Shelby Township Deputy Supervisor Brad Bates explained that the Board of Trustees initially allocated $65,520 in 2010 to the project, and then he; engineer Carol Thurber; Parks, Recreation and Maintenance Department Director Joe Youngblood; and Business Manager Cindy Martel worked to find additional funds for a total of $177,097.50.
Although the federal funding disappeared, the township will still receive a 40 percent return in state funding from a Michigan Department of Natural Resources Trust Fund (MDNRTF) grant, which will supply $108,543.62, for a total of $285,543.62
“(The money) was already budgeted for projects that could be applied as a match,” Supervisor Rick Stathakis said. “Because they found this money, we are able to build at least $108,000 of paved trail in Shelby Township at no direct cost to our taxpayers.”

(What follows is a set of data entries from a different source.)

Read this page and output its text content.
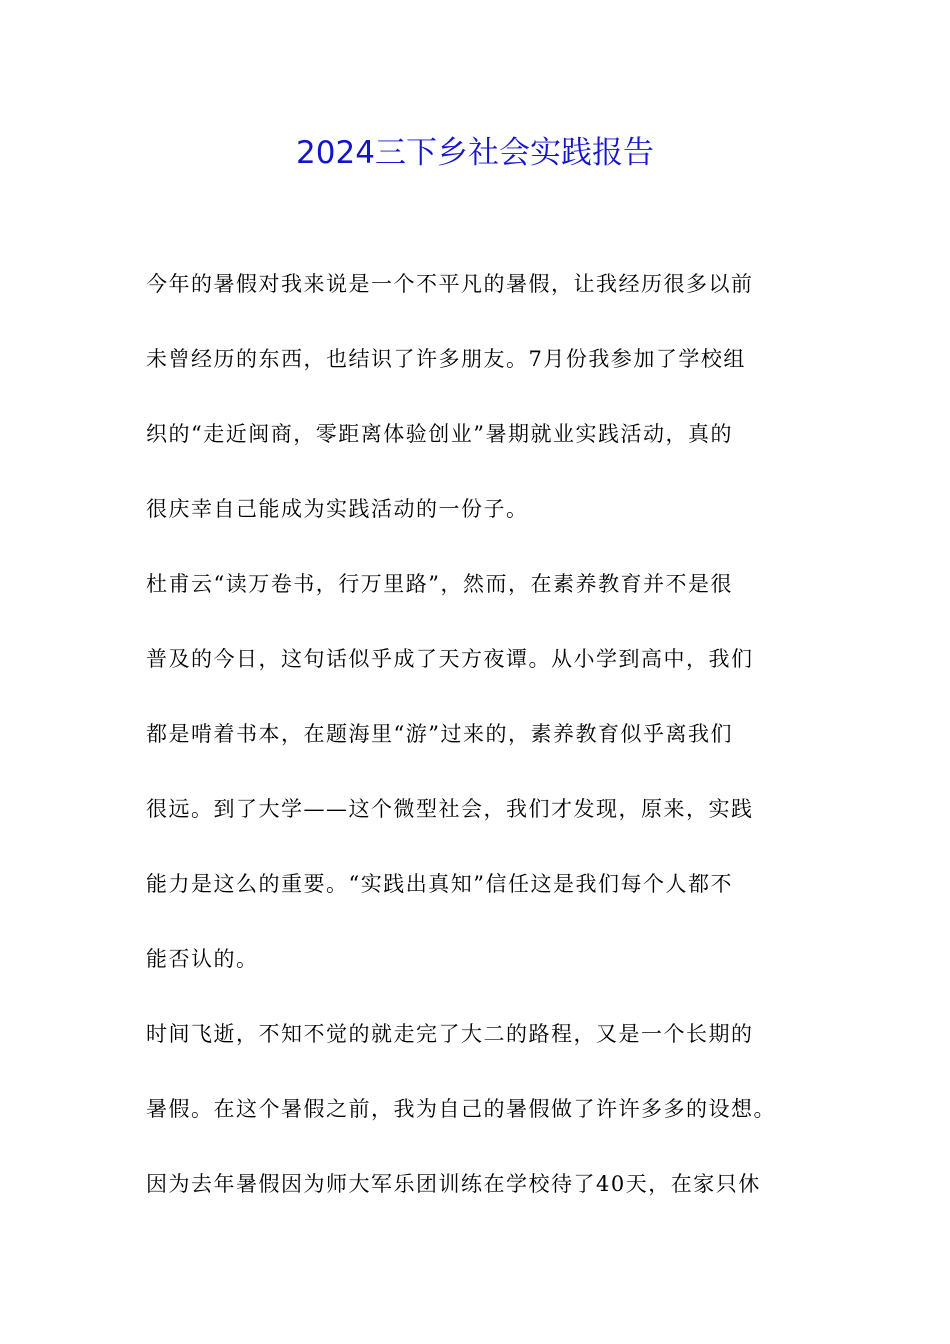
2024三下乡社会实践报告
今年的暑假对我来说是一个不平凡的暑假，让我经历很多以前
未曾经历的东西，也结识了许多朋友。7月份我参加了学校组
织的“走近闽商，零距离体验创业”暑期就业实践活动，真的
很庆幸自己能成为实践活动的一份子。
杜甫云“读万卷书，行万里路”，然而，在素养教育并不是很
普及的今日，这句话似乎成了天方夜谭。从小学到高中，我们
都是啃着书本，在题海里“游”过来的，素养教育似乎离我们
很远。到了大学——这个微型社会，我们才发现，原来，实践
能力是这么的重要。“实践出真知”信任这是我们每个人都不
能否认的。
时间飞逝，不知不觉的就走完了大二的路程，又是一个长期的
暑假。在这个暑假之前，我为自己的暑假做了许许多多的设想。
因为去年暑假因为师大军乐团训练在学校待了40天，在家只休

The team found the additional $111,577.50 for the trails in sidewalk funding, Shelby’s contribution to the Dequindre Road crossing project, a force account for hacking trails through foliage, and an engineering and environmental service township fund.
Youngblood also said the Michigan Department of Natural Resources has committed to leaving the opportunity open to expand the township’s grant as they work toward leveraging more funds for the trails.
Instead of constructing trails from Utica to Stony Creek through River Bends, Holland Ponds, Chief Gene Shepherd Park and the Macomb Orchard Trail as originally planned, Shelby officials now plan to forge trails from River Bends to the Macomb Orchard Trail, and from the Macomb Orchard Trail to Chief Gene Shepherd Park, as well as connect the Yates Trail to Chief Gene Shepherd Park.
John Crumm, director of planning for the Macomb County Department of Roads, said that bids exceeded estimates by 10 percent because of the railroad tracks near Utica High School. He said the railroad company said the trail would have to go above or below the tracks.
“Now, we are negotiating with the railroad to see if we can not do a bridge or tunnel,” he said. “Typically, their issue is a liability of that line, but that particular portion of that line has not been used in quite a while.”
Thurber said there is a time cap for the trail grant — March 2015 — so she wants to begin construction by late fall of next year, since asphalt cannot be laid after the beginning of November; she is already drafting designs.
She also is working on applying for the Michigan Department of Transportation’s Transportation Alternatives Program grant, which is due Oct. 28 in advance of a December meeting, so they will know how much they will get by the beginning of January — up to $200,000.
“Everyone realizes the importance of this project,” Thurber said. “That’s why we were able to get the DNR grant, and that’s why we’ll probably get the alternative grant, too.”
Shelby officials and Crumm were in agreement on one matter: they will not give up efforts to complete the loop from Stony Creek Metropark to Lake St. Clair Metropark in Harrison Township, which began in 1995.
Utica Mayor Jacqueline Noonan could not be reached for comment.